Those with no chance to win the NASCAR title feel the pressure because they don't want to cause an accident that knocks out a contender.

September 27, 2006|Jim Peltz | Times Staff Writer

Everyone knows about the pressure on the 10 stock car drivers trying to win the Nextel Cup championship. But there is also stress for the 33 other drivers in the season's final 10 races.

Just because they didn't qualify for NASCAR's Chase for the Cup playoff format doesn't mean they can take a leisurely Sunday cruise -- or drive recklessly to win.

Tony Stewart and Kasey Kahne know that too well. Stewart, the reigning champion who did not qualify for the Chase this year, spun on the 12th lap Sunday at the one-mile Dover International Speedway in Delaware and collected Kahne, who is in the Chase.

The crash badly damaged Kahne's Dodge -- and his hopes of winning the title.
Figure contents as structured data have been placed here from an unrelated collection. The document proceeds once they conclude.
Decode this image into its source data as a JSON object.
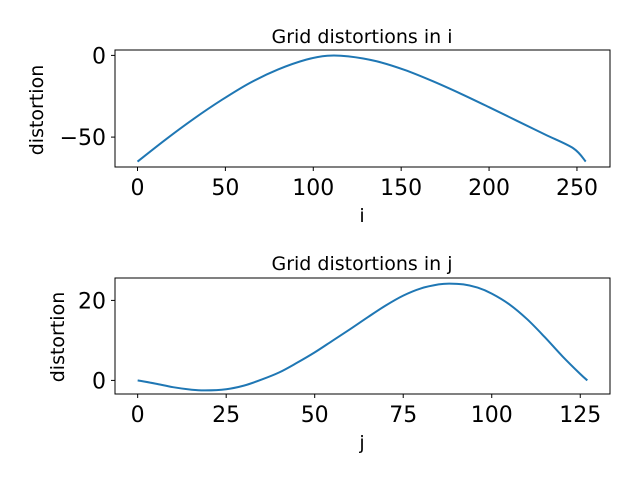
{
  "colors": {
    "line": "#1f77b4",
    "axes": "#000000",
    "background": "#ffffff"
  },
  "chart_data": [
    {
      "type": "line",
      "title": "Grid distortions in i",
      "xlabel": "i",
      "ylabel": "distortion",
      "xlim": [
        -12.8,
        268.8
      ],
      "ylim": [
        -68.3,
        3.3
      ],
      "xticks": [
        0,
        50,
        100,
        150,
        200,
        250
      ],
      "xtick_labels": [
        "0",
        "50",
        "100",
        "150",
        "200",
        "250"
      ],
      "yticks": [
        -50,
        0
      ],
      "ytick_labels": [
        "−50",
        "0"
      ],
      "grid": false,
      "x": [
        0,
        16,
        32,
        48,
        64,
        80,
        96,
        108,
        120,
        136,
        152,
        168,
        184,
        200,
        216,
        232,
        248,
        255
      ],
      "y": [
        -65.0,
        -51.5,
        -38.8,
        -27.2,
        -16.8,
        -8.6,
        -2.6,
        -0.2,
        -0.6,
        -3.6,
        -8.9,
        -15.8,
        -23.5,
        -31.7,
        -40.1,
        -48.5,
        -56.9,
        -65.0
      ]
    },
    {
      "type": "line",
      "title": "Grid distortions in j",
      "xlabel": "j",
      "ylabel": "distortion",
      "xlim": [
        -6.4,
        133.4
      ],
      "ylim": [
        -3.4,
        25.6
      ],
      "xticks": [
        0,
        25,
        50,
        75,
        100,
        125
      ],
      "xtick_labels": [
        "0",
        "25",
        "50",
        "75",
        "100",
        "125"
      ],
      "yticks": [
        0,
        20
      ],
      "ytick_labels": [
        "0",
        "20"
      ],
      "grid": false,
      "x": [
        0,
        5,
        10,
        15,
        19,
        25,
        30,
        35,
        40,
        45,
        50,
        55,
        60,
        65,
        70,
        75,
        80,
        85,
        88,
        92,
        96,
        100,
        105,
        110,
        115,
        120,
        125,
        127
      ],
      "y": [
        0,
        -0.8,
        -1.7,
        -2.3,
        -2.5,
        -2.2,
        -1.3,
        0.2,
        2.0,
        4.4,
        7.0,
        9.9,
        12.8,
        15.8,
        18.7,
        21.2,
        23.0,
        24.0,
        24.2,
        24.0,
        23.2,
        21.7,
        19.0,
        15.3,
        10.8,
        6.0,
        1.6,
        0
      ]
    }
  ]
}
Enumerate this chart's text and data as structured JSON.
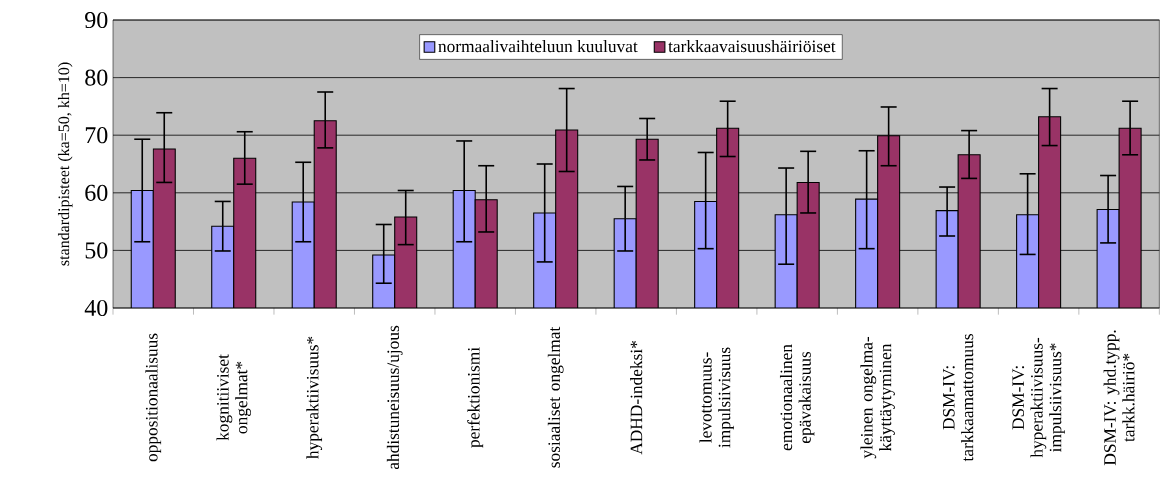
{
  "chart_data": {
    "type": "bar",
    "ylabel": "standardipisteet (ka=50, kh=10)",
    "categories": [
      "oppositionaalisuus",
      "kognitiiviset ongelmat*",
      "hyperaktiivisuus*",
      "ahdistuneisuus/ujous",
      "perfektionismi",
      "sosiaaliset ongelmat",
      "ADHD-indeksi*",
      "levottomuus-impulsiivisuus",
      "emotionaalinen epävakaisuus",
      "yleinen ongelma-käyttäytyminen",
      "DSM-IV: tarkkaamattomuus",
      "DSM-IV: hyperaktiivisuus-impulsiivisuus*",
      "DSM-IV: yhd.typp. tarkk.häiriö*"
    ],
    "series": [
      {
        "name": "normaalivaihteluun kuuluvat",
        "color": "#9999ff",
        "values": [
          60.4,
          54.2,
          58.4,
          49.2,
          60.4,
          56.5,
          55.5,
          58.5,
          56.2,
          58.9,
          56.9,
          56.2,
          57.1
        ],
        "errors": [
          [
            51.5,
            69.3
          ],
          [
            49.9,
            58.5
          ],
          [
            51.5,
            65.3
          ],
          [
            44.3,
            54.5
          ],
          [
            51.5,
            69.0
          ],
          [
            48.0,
            65.0
          ],
          [
            49.9,
            61.1
          ],
          [
            50.3,
            67.0
          ],
          [
            47.6,
            64.3
          ],
          [
            50.3,
            67.3
          ],
          [
            52.5,
            61.0
          ],
          [
            49.3,
            63.3
          ],
          [
            51.3,
            63.0
          ]
        ]
      },
      {
        "name": "tarkkaavaisuushäiriöiset",
        "color": "#993366",
        "values": [
          67.6,
          66.0,
          72.5,
          55.8,
          58.8,
          70.9,
          69.3,
          71.2,
          61.8,
          69.9,
          66.6,
          73.2,
          71.2
        ],
        "errors": [
          [
            61.8,
            73.9
          ],
          [
            61.5,
            70.6
          ],
          [
            67.8,
            77.5
          ],
          [
            51.0,
            60.4
          ],
          [
            53.2,
            64.7
          ],
          [
            63.7,
            78.1
          ],
          [
            65.7,
            72.9
          ],
          [
            66.3,
            75.9
          ],
          [
            56.5,
            67.2
          ],
          [
            64.7,
            74.9
          ],
          [
            62.5,
            70.8
          ],
          [
            68.2,
            78.1
          ],
          [
            66.6,
            75.9
          ]
        ]
      }
    ],
    "ylim": [
      40,
      90
    ],
    "yticks": [
      40,
      50,
      60,
      70,
      80,
      90
    ],
    "grid": "y",
    "legend": "top"
  }
}
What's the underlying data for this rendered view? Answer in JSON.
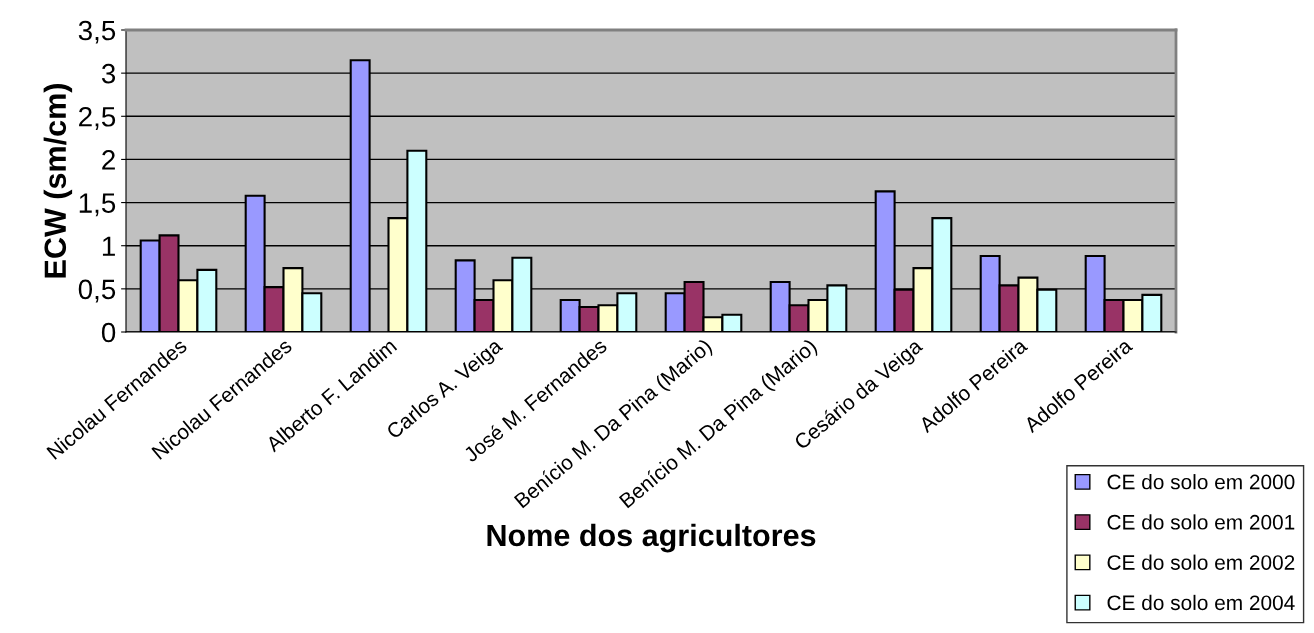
{
  "chart_data": {
    "type": "bar",
    "xlabel": "Nome dos agricultores",
    "ylabel": "ECW (sm/cm)",
    "categories": [
      "Nicolau Fernandes",
      "Nicolau Fernandes",
      "Alberto F. Landim",
      "Carlos A. Veiga",
      "José M. Fernandes",
      "Benício M. Da Pina (Mario)",
      "Benício M. Da Pina (Mario)",
      "Cesário da Veiga",
      "Adolfo Pereira",
      "Adolfo Pereira"
    ],
    "series": [
      {
        "name": "CE do solo em 2000",
        "color": "#9999ff",
        "values": [
          1.06,
          1.58,
          3.15,
          0.83,
          0.37,
          0.45,
          0.58,
          1.63,
          0.88,
          0.88
        ]
      },
      {
        "name": "CE do solo em 2001",
        "color": "#993366",
        "values": [
          1.12,
          0.52,
          null,
          0.37,
          0.29,
          0.58,
          0.31,
          0.49,
          0.54,
          0.37
        ]
      },
      {
        "name": "CE do solo em 2002",
        "color": "#ffffcc",
        "values": [
          0.6,
          0.74,
          1.32,
          0.6,
          0.31,
          0.17,
          0.37,
          0.74,
          0.63,
          0.37
        ]
      },
      {
        "name": "CE do solo em 2004",
        "color": "#ccffff",
        "values": [
          0.72,
          0.45,
          2.1,
          0.86,
          0.45,
          0.2,
          0.54,
          1.32,
          0.49,
          0.43
        ]
      }
    ],
    "ylim": [
      0,
      3.5
    ],
    "yticks": [
      0,
      {
        "value": 0.5,
        "label": "0,5"
      },
      1,
      {
        "value": 1.5,
        "label": "1,5"
      },
      2,
      {
        "value": 2.5,
        "label": "2,5"
      },
      3,
      {
        "value": 3.5,
        "label": "3,5"
      }
    ],
    "grid": "y",
    "legend": "bottom right"
  }
}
He's now ninth in points, 182 behind Jeff Burton, whose victory at Dover lifted him into the Chase lead with eight races left.
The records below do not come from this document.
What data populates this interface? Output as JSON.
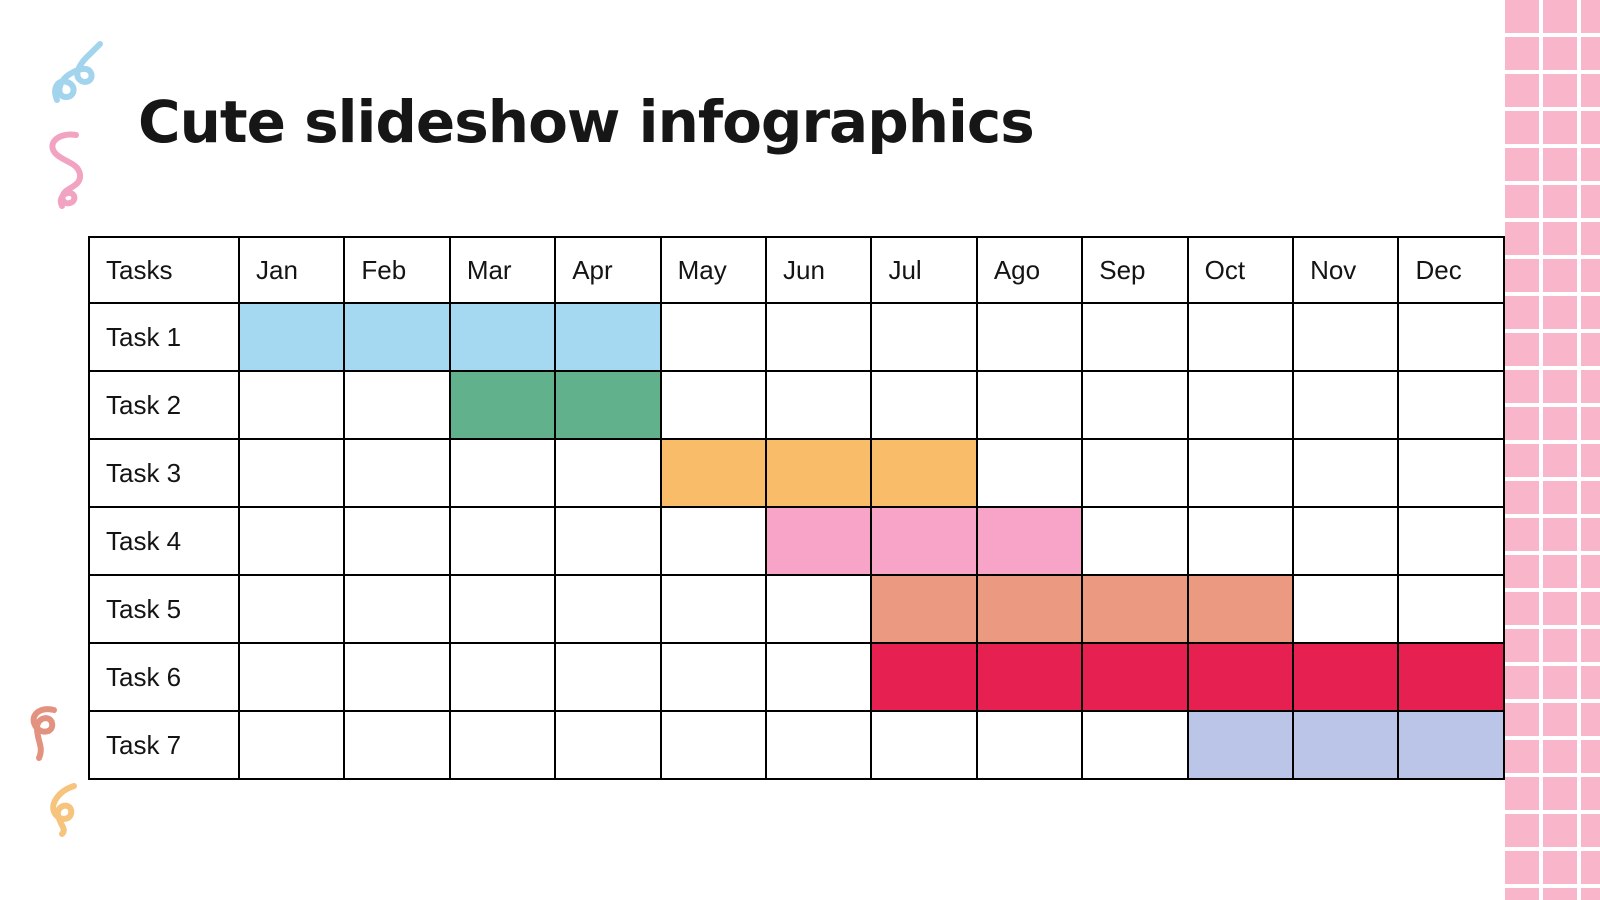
{
  "slide": {
    "title": "Cute slideshow infographics",
    "background": "#ffffff",
    "title_color": "#161616"
  },
  "decorations": {
    "strip": {
      "color": "#f9b6cb",
      "grid_line_color": "#ffffff"
    },
    "squiggles": [
      {
        "name": "blue-squiggle",
        "color": "#a3d4ee"
      },
      {
        "name": "pink-squiggle",
        "color": "#f3a3c2"
      },
      {
        "name": "salmon-squiggle",
        "color": "#e2927e"
      },
      {
        "name": "orange-squiggle",
        "color": "#f6c47d"
      }
    ]
  },
  "chart_data": {
    "type": "table",
    "subtype": "gantt",
    "title": "Cute slideshow infographics",
    "columns": [
      "Tasks",
      "Jan",
      "Feb",
      "Mar",
      "Apr",
      "May",
      "Jun",
      "Jul",
      "Ago",
      "Sep",
      "Oct",
      "Nov",
      "Dec"
    ],
    "rows": [
      {
        "label": "Task 1",
        "start_month": "Jan",
        "end_month": "Apr",
        "start_index": 1,
        "end_index": 4,
        "color": "#a4d9f1"
      },
      {
        "label": "Task 2",
        "start_month": "Mar",
        "end_month": "Apr",
        "start_index": 3,
        "end_index": 4,
        "color": "#60b18c"
      },
      {
        "label": "Task 3",
        "start_month": "May",
        "end_month": "Jul",
        "start_index": 5,
        "end_index": 7,
        "color": "#f9bd6a"
      },
      {
        "label": "Task 4",
        "start_month": "Jun",
        "end_month": "Ago",
        "start_index": 6,
        "end_index": 8,
        "color": "#f8a3c8"
      },
      {
        "label": "Task 5",
        "start_month": "Jul",
        "end_month": "Oct",
        "start_index": 7,
        "end_index": 10,
        "color": "#eb9a81"
      },
      {
        "label": "Task 6",
        "start_month": "Jul",
        "end_month": "Dec",
        "start_index": 7,
        "end_index": 12,
        "color": "#e62152"
      },
      {
        "label": "Task 7",
        "start_month": "Oct",
        "end_month": "Dec",
        "start_index": 10,
        "end_index": 12,
        "color": "#bbc5e8"
      }
    ],
    "grid": true,
    "border_color": "#000000",
    "legend": null
  }
}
It also left Stewart feeling terrible for his buddy Kahne.

"Wrecking is one thing, but when you take out somebody that's in the Chase, you've screwed up a whole team's year by one race," said Stewart, who returned to the Dover field after his spin but finished 33rd. "And of all people, it's one of my good friends."
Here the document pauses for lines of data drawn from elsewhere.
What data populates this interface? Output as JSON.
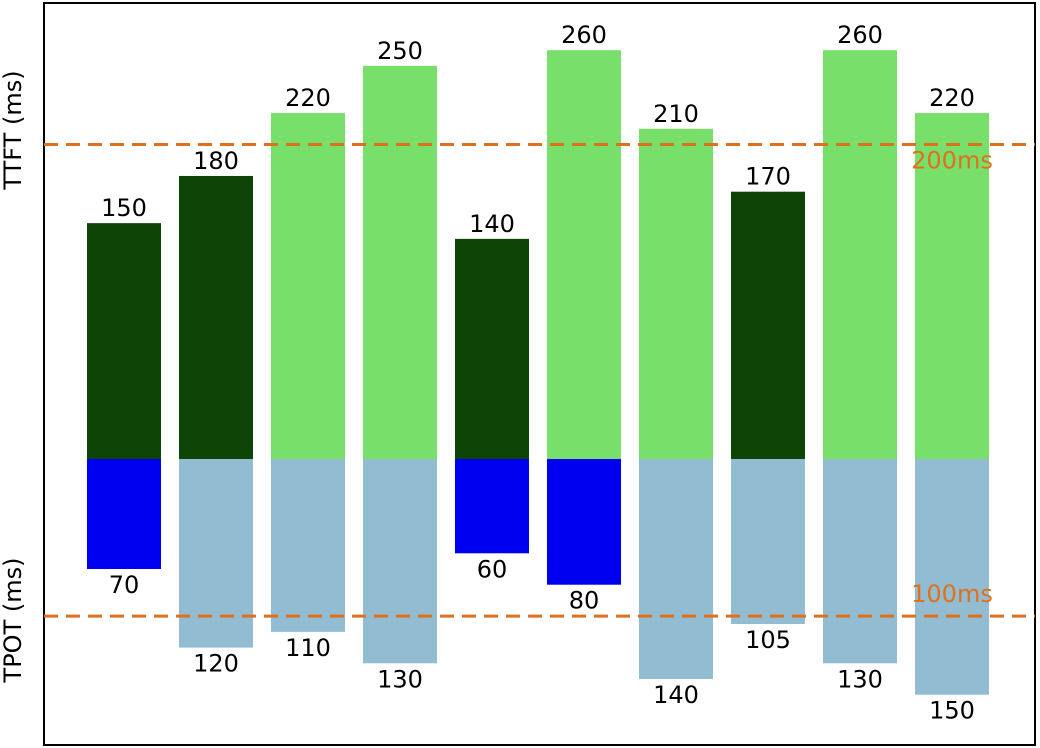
{
  "chart_data": {
    "type": "diverging-bar",
    "series": [
      {
        "name": "TTFT (ms)",
        "direction": "up",
        "values": [
          150,
          180,
          220,
          250,
          140,
          260,
          210,
          170,
          260,
          220
        ],
        "ylim": [
          0,
          290
        ],
        "threshold": {
          "value": 200,
          "label": "200ms"
        },
        "color_within": "#0f4407",
        "color_over": "#78e06a"
      },
      {
        "name": "TPOT (ms)",
        "direction": "down",
        "values": [
          70,
          120,
          110,
          130,
          60,
          80,
          140,
          105,
          130,
          150
        ],
        "ylim": [
          0,
          182
        ],
        "threshold": {
          "value": 100,
          "label": "100ms"
        },
        "color_within": "#0000f0",
        "color_over": "#91bcd1"
      }
    ],
    "threshold_color": "#e0701c"
  }
}
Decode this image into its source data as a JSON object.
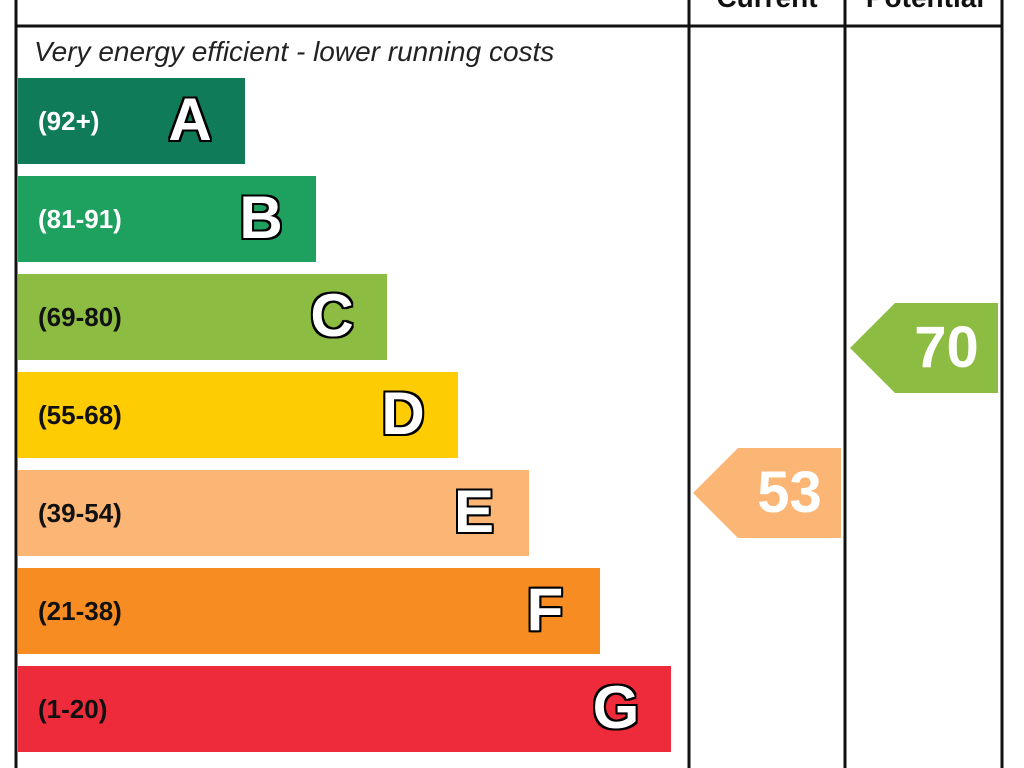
{
  "chart_data": {
    "type": "bar",
    "headers": {
      "current": "Current",
      "potential": "Potential"
    },
    "top_note": "Very energy efficient - lower running costs",
    "bands": [
      {
        "letter": "A",
        "range": "(92+)",
        "min": 92,
        "max": 100,
        "color": "#0f7b58",
        "range_text_color": "#ffffff"
      },
      {
        "letter": "B",
        "range": "(81-91)",
        "min": 81,
        "max": 91,
        "color": "#1ea05f",
        "range_text_color": "#ffffff"
      },
      {
        "letter": "C",
        "range": "(69-80)",
        "min": 69,
        "max": 80,
        "color": "#8cbc42",
        "range_text_color": "#111111"
      },
      {
        "letter": "D",
        "range": "(55-68)",
        "min": 55,
        "max": 68,
        "color": "#fecc03",
        "range_text_color": "#111111"
      },
      {
        "letter": "E",
        "range": "(39-54)",
        "min": 39,
        "max": 54,
        "color": "#fbb675",
        "range_text_color": "#111111"
      },
      {
        "letter": "F",
        "range": "(21-38)",
        "min": 21,
        "max": 38,
        "color": "#f68c22",
        "range_text_color": "#111111"
      },
      {
        "letter": "G",
        "range": "(1-20)",
        "min": 1,
        "max": 20,
        "color": "#ee2b3b",
        "range_text_color": "#111111"
      }
    ],
    "current": {
      "value": "53",
      "band": "E",
      "color": "#fbb675"
    },
    "potential": {
      "value": "70",
      "band": "C",
      "color": "#8cbc42"
    }
  }
}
Despite having won a series-high five races this year, Kahne barely made it into the Chase. Then the Evernham Motorsports driver opened the Chase with a 16th-place finish at New Hampshire before finishing 38th on Sunday.

A disappointed Kahne said, "That's something you never see -- Tony losing a car. Things just happen, and I was the car that hit him. I just ran out of room."

Stewart's miscue illustrated the difficulty faced by the drivers outside the Chase.

On the one hand, they're still under pressure from their team owners, corporate sponsors and fans to race as hard as they can. The championship might be out of reach, but each race and the overall points battle still provide millions of dollars in potential prize money.

"While there are 10 teams and drivers out there trying not to make a mistake, we're going to be aggressive," said veteran Sterling Marlin, who led one lap Sunday but finished 31st. "The guys who are in the Chase have a lot more to lose than those of us who aren't."

And Matt Kenseth, the 2003 champion who's third in this year's Chase, says he doesn't expect those outside the Chase to roll over.

"I don't think any of the Chase drivers deserve any special treatment," said Kenseth, the Roush Racing driver who battled Burton for the lead but ran out of gas late in Sunday's race and finished 10th. "Everybody out there has equal rights to be on the racetrack."

Yet, Marlin and the others also don't want to be responsible for taking a Chase driver out of title contention, and, if their cars aren't competitive, they'll consider letting the Chase contenders slip by.

"No one wants to get caught up in an accident," Marlin said.

It's a problem that has surfaced before. In the first year of the Chase format in 2004, Robby Gordon and Greg Biffle crashed in the opening round in New Hampshire. They weren't in the Chase, but their accident collected two drivers who were -- Stewart and Jeremy Mayfield.

The Chase was all but over for Stewart and Mayfield after their poor finishes that day, and Kurt Busch won the Nextel Cup.

Sunday's incident prompted Stewart to again call for changes in the Chase format, so that a contender's chances aren't dashed by one poor finish caused simply by misfortune.

"I don't think this Chase thing was thought out well enough," said Stewart, who drives for Joe Gibbs Racing. "The guys that have an opportunity to win the Chase are guys that just don't have bad luck. It's not about anything else.

"Kasey can go out and win the rest of the races and not win the championship still. It's not about who's going to win the championship based on good finishes, it's going to be about guys who just don't have a bad day."

The third race in the Chase will be run Sunday at Kansas Speedway in Kansas City, Kan.



Sunday, Banquet 400, Kansas Speedway, 10:30 a.m. PDT, Ch. 4.